Units of Gaussian integers

Question

How can we show that $\pm 1, \pm i$ are the only units in the ring of Gaussian integers, $\mathbb Z[i]$?

Thank you.

Answer 1

If $z,w\in\mathbb{Z}[i]$ are such that $zw=1$ (i.e. $z$ is a unit and $w$ its inverse), then $|z|^2|w|^2=|zw|^2=1$, or

$$(a^2+b^2)(c^2+d^2)=1, \quad z=a+bi,\; w=c+di.$$

Now $a,b,c,d$ are all integers, so $a^2+b^2$ and $c^2+d^2$ must both be nonnegative integers, which must both equal exactly $1$ and no greater in order to multiply to $1$ in the integers. And if $a^2+b^2=1$, we have $a^2$ and $b^2\le1$. Check by hand the only solutions here correspond to $(a,b)=(\pm1,0)$ or $(0,\pm1)$.

Answer 2

Alternatively, $\mathbb{Z}[i] = \{ a + bi : a,b \in \mathbb{Z}\}$. So the norm of $\mathbb{Z}[i]$ is $a^{2} + b^{2}$. Now, $a+bi$ is a unit if and only if $a+bi$ divides $1$. Hence $N(a+bi)=\pm 1. $

So, $a^{2} + b^{2} = \pm 1$ Since $a,b \in \mathbb{Z}$, the only solutions are $a=\pm 1$, $b=0$ and $a=0$, $b=\pm1$. So the units are $1, -1, i, -i$

Answer 3

Units are those elements in a ring that are invertible.
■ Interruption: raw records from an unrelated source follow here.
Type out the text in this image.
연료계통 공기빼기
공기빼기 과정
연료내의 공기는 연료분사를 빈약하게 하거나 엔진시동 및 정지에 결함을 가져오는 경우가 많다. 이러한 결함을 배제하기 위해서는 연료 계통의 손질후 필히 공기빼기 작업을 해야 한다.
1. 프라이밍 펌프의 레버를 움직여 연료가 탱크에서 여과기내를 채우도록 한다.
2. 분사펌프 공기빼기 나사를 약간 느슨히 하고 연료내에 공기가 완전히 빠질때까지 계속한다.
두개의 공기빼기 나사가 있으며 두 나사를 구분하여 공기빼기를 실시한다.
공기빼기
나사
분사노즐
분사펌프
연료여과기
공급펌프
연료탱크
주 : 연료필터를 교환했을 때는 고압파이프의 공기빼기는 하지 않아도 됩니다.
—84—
Assume $a+bi$ is a unit.

Then $\exists\ c+di \in \mathbb Z[i]$ such that $(a+bi)(c+di)=1$. This implies $$\begin{cases}ac-bd=1\\bc+ad=0 \end{cases}$$

Now solve this system and remember that $a,b,c,d \in \mathbb Z$.

We get from the second equation that $bc=-ad$. This means that, from the first equation, $$\text{If $b \neq0$, then, } d(a^2+b^2)=-b.$$

This leaves you with two possibilities: $d=-1$ 0r $d=-b$.

But, if $d=-b$ then, we have that $c=a$ and $a^2+b^2=1$. Now since we have been given that $b \neq 0$ the only solution for $a^2+b^2=1$ with $a,b \in \mathbb Z$ will be $a=0$ and $b=\pm 1$.

Now, if $d=-1$, then note that if $c=0$, we immediately have that $b=1$.

More generally, the last equation we derived from the system gives you that, $b(1-b)=a^2$ which has no integral solutions if $b \neq 0$.

For the last case, if $b=0$, then, the Gaussian integer is just $a$ and $a$ has an inverse in $\mathbb Z[i]$ iff $a=\pm 1$. This is because, the multiplicative inverse is $\frac{1}{a}$, which will be in $\mathbb Z$ iff $a=\pm 1$.

Answer 4

If $a+ib$ belongs to $\mathbb Z[i]$ and $c+id$ is its inverse then $(a+ib)(c+id)=1$

This implies $c+id=1/(a+ib)=a-ib$, i.e $c = a$ and $d = -b$

We know that $(a+ib)(c+id) = (ac - bd) + i (b c + a d) =1$ which implies that $ac-bd=1$ and $bc+ad=0$ which becomes $a^2 + b^2 = 1$ after substituting in $c = a$ and $d = -b$.

Possible integer solutions to $a^2 + b^2 = 1$ are

$a = 1, b= 0$

$a = -1,b = 0$

$a = 0, b= 1$

$a= 0, b=-1$

And you can check by hand that all of these answers make $a+bi$ a unit in $\mathbb Z[i]$ which completes the proof.